Fitness trainer and transformation coach, Mics Botma, shared five weight loss myths that can affect your weight loss journey.
1. Crabs make you fat
Myth
• Our bodies don’t need carbohydrates.
• Carbohydrates make you fat.
• It’s better to eat carbs in the morning so you can burn them off.
Truth
• Our organs require glucose and the easiest way for our bodies to receive this is through carbs.
• Any variety of food can make you fat if it results in you being in surplus calories.
• Common sense would make it seem like you need the most carbs in the morning to energize you for the day, but the truth is the time in which you eat carbs does not affect fat loss as long as calories are controlled.
2. Spot-reducing fat
Myth
• Training a specific muscle will result in fat loss
• Doing 100 sit-ups will get you abs
• You can thin down your legs alone to get a thigh gap
Truth
• Fat and muscle are two different components of the body. It’s like trying to turn water into wine. The bottom line is doing several abs or leg exercises will not make you leaner.

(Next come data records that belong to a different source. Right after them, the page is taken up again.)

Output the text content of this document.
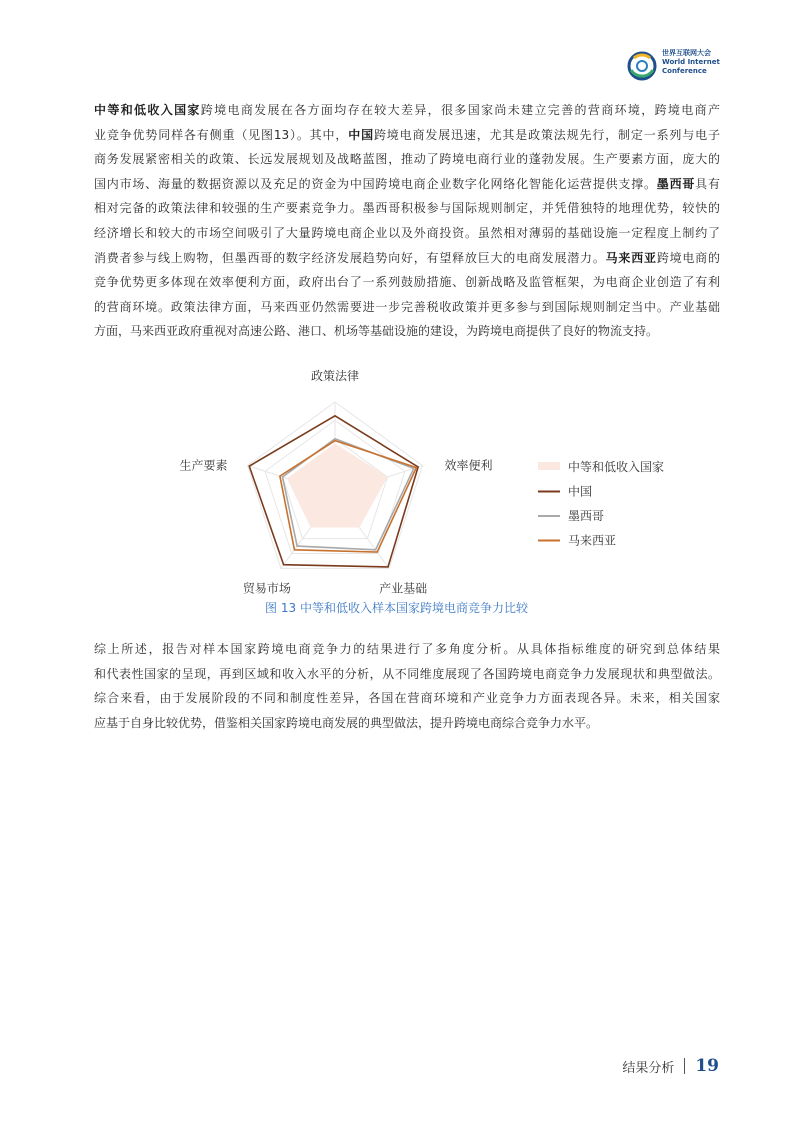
世界互联网大会
World Internet
Conference
中等和低收入国家跨境电商发展在各方面均存在较大差异，很多国家尚未建立完善的营商环境，跨境电商产
业竞争优势同样各有侧重（见图13）。其中，中国跨境电商发展迅速，尤其是政策法规先行，制定一系列与电子
商务发展紧密相关的政策、长远发展规划及战略蓝图，推动了跨境电商行业的蓬勃发展。生产要素方面，庞大的
国内市场、海量的数据资源以及充足的资金为中国跨境电商企业数字化网络化智能化运营提供支撑。墨西哥具有
相对完备的政策法律和较强的生产要素竞争力。墨西哥积极参与国际规则制定，并凭借独特的地理优势，较快的
经济增长和较大的市场空间吸引了大量跨境电商企业以及外商投资。虽然相对薄弱的基础设施一定程度上制约了
消费者参与线上购物，但墨西哥的数字经济发展趋势向好，有望释放巨大的电商发展潜力。马来西亚跨境电商的
竞争优势更多体现在效率便利方面，政府出台了一系列鼓励措施、创新战略及监管框架，为电商企业创造了有利
的营商环境。政策法律方面，马来西亚仍然需要进一步完善税收政策并更多参与到国际规则制定当中。产业基础
方面，马来西亚政府重视对高速公路、港口、机场等基础设施的建设，为跨境电商提供了良好的物流支持。
政策法律
效率便利
产业基础
贸易市场
生产要素	中等和低收入国家
中国
墨西哥
马来西亚
图 13 中等和低收入样本国家跨境电商竞争力比较
综上所述，报告对样本国家跨境电商竞争力的结果进行了多角度分析。从具体指标维度的研究到总体结果
和代表性国家的呈现，再到区域和收入水平的分析，从不同维度展现了各国跨境电商竞争力发展现状和典型做法。
综合来看，由于发展阶段的不同和制度性差异，各国在营商环境和产业竞争力方面表现各异。未来，相关国家
应基于自身比较优势，借鉴相关国家跨境电商发展的典型做法，提升跨境电商综合竞争力水平。
结果分析 19
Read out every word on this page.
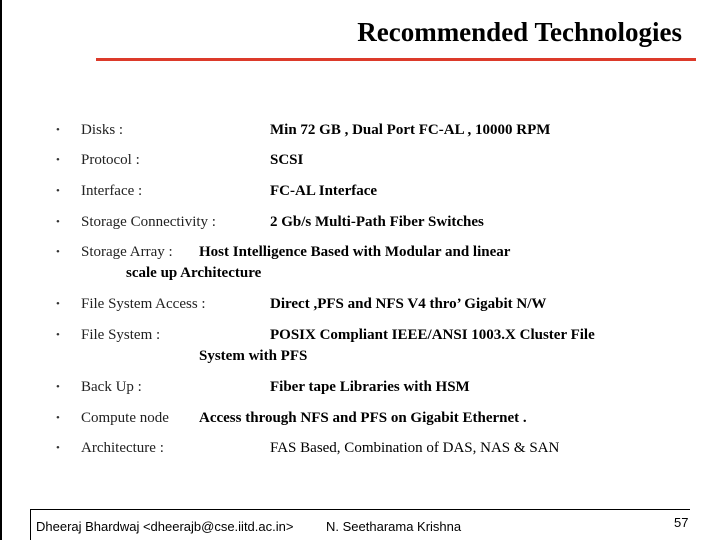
Recommended Technologies
• Disks :	Min 72 GB , Dual Port FC-AL , 10000 RPM
• Protocol :	SCSI
• Interface :	FC-AL Interface
• Storage Connectivity :	2 Gb/s Multi-Path Fiber Switches
• Storage Array : Host Intelligence Based with Modular and linear
scale up Architecture
• File System Access :	Direct ,PFS and NFS V4 thro’ Gigabit N/W
• File System :	POSIX Compliant IEEE/ANSI 1003.X Cluster File
System with PFS
• Back Up :	Fiber tape Libraries with HSM
• Compute node Access through NFS and PFS on Gigabit Ethernet .
• Architecture :	FAS Based, Combination of DAS, NAS & SAN
Dheeraj Bhardwaj <dheerajb@cse.iitd.ac.in>	N. Seetharama Krishna	57
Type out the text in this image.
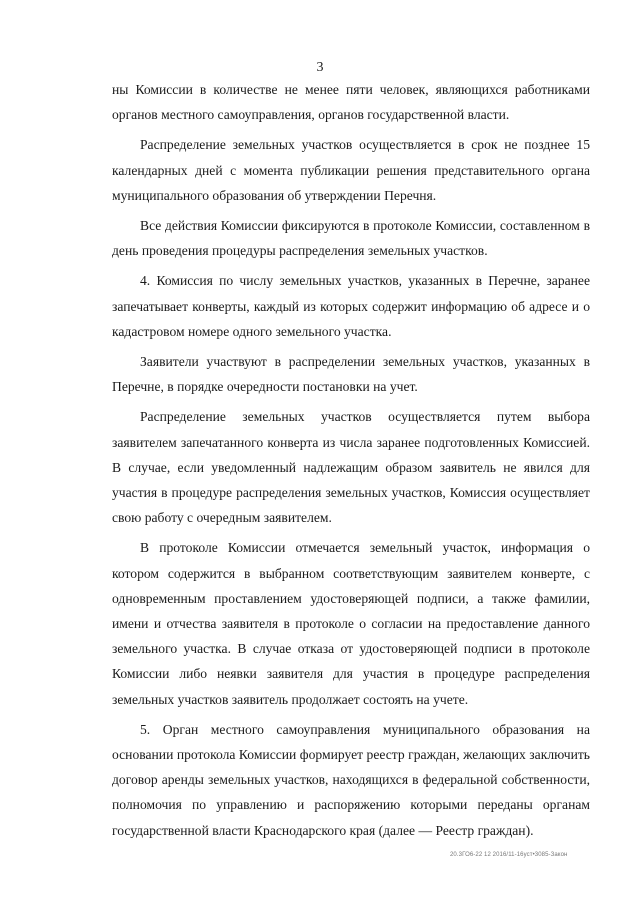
3

ны Комиссии в количестве не менее пяти человек, являющихся работниками органов местного самоуправления, органов государственной власти.

Распределение земельных участков осуществляется в срок не позднее 15 календарных дней с момента публикации решения представительного органа муниципального образования об утверждении Перечня.

Все действия Комиссии фиксируются в протоколе Комиссии, составленном в день проведения процедуры распределения земельных участков.

4. Комиссия по числу земельных участков, указанных в Перечне, заранее запечатывает конверты, каждый из которых содержит информацию об адресе и о кадастровом номере одного земельного участка.

Заявители участвуют в распределении земельных участков, указанных в Перечне, в порядке очередности постановки на учет.

Распределение земельных участков осуществляется путем выбора заявителем запечатанного конверта из числа заранее подготовленных Комиссией. В случае, если уведомленный надлежащим образом заявитель не явился для участия в процедуре распределения земельных участков, Комиссия осуществляет свою работу с очередным заявителем.

В протоколе Комиссии отмечается земельный участок, информация о котором содержится в выбранном соответствующим заявителем конверте, с одновременным проставлением удостоверяющей подписи, а также фамилии, имени и отчества заявителя в протоколе о согласии на предоставление данного земельного участка. В случае отказа от удостоверяющей подписи в протоколе Комиссии либо неявки заявителя для участия в процедуре распределения земельных участков заявитель продолжает состоять на учете.

5. Орган местного самоуправления муниципального образования на основании протокола Комиссии формирует реестр граждан, желающих заключить договор аренды земельных участков, находящихся в федеральной собственности, полномочия по управлению и распоряжению которыми переданы органам государственной власти Краснодарского края (далее — Реестр граждан).

20.3ГО6-22 12 2016/11-16уст•3085-Закон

• You don’t get to decide where the fat is going to come off from first. All you can do is allow the body to take its course and if you’re patient enough the stubborn fat areas will eventually disappear too.
• You can do exercises to build muscle which will improve your body composition once you’ve lost fat.
3. You need to detox
Myth
• You can lose up to 5kgs of fat per week while detox dieting.

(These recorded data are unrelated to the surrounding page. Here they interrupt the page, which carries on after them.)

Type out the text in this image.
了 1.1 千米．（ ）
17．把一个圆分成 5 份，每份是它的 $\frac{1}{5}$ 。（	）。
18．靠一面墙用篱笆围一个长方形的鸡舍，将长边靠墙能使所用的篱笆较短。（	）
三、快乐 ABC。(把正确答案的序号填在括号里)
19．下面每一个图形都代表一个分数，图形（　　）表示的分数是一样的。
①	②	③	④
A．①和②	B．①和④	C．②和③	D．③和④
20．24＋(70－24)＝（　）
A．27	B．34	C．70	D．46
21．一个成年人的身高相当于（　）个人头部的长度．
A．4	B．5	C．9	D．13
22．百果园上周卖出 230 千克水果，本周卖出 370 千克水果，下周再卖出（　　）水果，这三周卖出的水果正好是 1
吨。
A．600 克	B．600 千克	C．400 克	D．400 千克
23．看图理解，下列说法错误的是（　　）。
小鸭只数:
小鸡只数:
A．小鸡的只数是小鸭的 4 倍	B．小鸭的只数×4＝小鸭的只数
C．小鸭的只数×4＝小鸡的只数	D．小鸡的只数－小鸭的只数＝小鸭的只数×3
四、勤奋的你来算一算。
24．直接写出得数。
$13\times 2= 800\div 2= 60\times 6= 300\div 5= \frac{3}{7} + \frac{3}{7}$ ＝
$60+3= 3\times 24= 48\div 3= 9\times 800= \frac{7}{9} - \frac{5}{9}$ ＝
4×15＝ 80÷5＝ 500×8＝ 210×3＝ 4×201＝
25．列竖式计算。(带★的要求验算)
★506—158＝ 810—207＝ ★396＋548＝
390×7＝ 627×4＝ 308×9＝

• Detoxes will remove all the toxins from your body.
• I always feel better after I’ve done a detox.
Truth
• When detox dieting the weight loss is actually water retention not fat.
• Many herbal detox products boast a variety of claims, such as that they regulate blood sugar levels, decrease bloating and acne, and increase energy levels. But there is no science to support any of this.
• You may feel better after detox dieting because you have been consuming little junk food compared to before.
4. Eat often
Myth
• Eating frequent meals will speed up your metabolism
• Eating frequently helps you lose weight faster
• If you don’t eat carbs every few hours your brain will stop functioning
Truth
• The body does expend calories digesting food but nowhere near as much as the calories you’re actually consuming.
• Meal timing does not affect fat loss, all that matters is your daily calorie intake.
5. Crash diets
Myth
• Crash diets and extreme calorie restrictions are effective for long-term weight loss.
Truth
• Crash diets and extreme calorie restriction can lead to rapid weight loss, but this weight is often regained once the diet is over.
• These types of diets often involve cutting out entire food groups or drastically reducing calorie intake, which can lead to nutrient deficiencies, muscle loss, and a slowed metabolism.
• Additionally, these diets are not sustainable in the long-term and can lead to a cycle of yo-yo dieting, which can be harmful to both physical and mental health.
6. Skipping meals
Myth
• Skipping meals helps you lose weight
Truth
• Skipping meals can actually slow down your metabolism and make it harder to lose weight.
• When you skip meals, your body goes into “starvation mode,” which means it will start to conserve energy and slow down your metabolism.
• Skipping meals can lead to overeating later in the day, which can counteract any potential weight loss.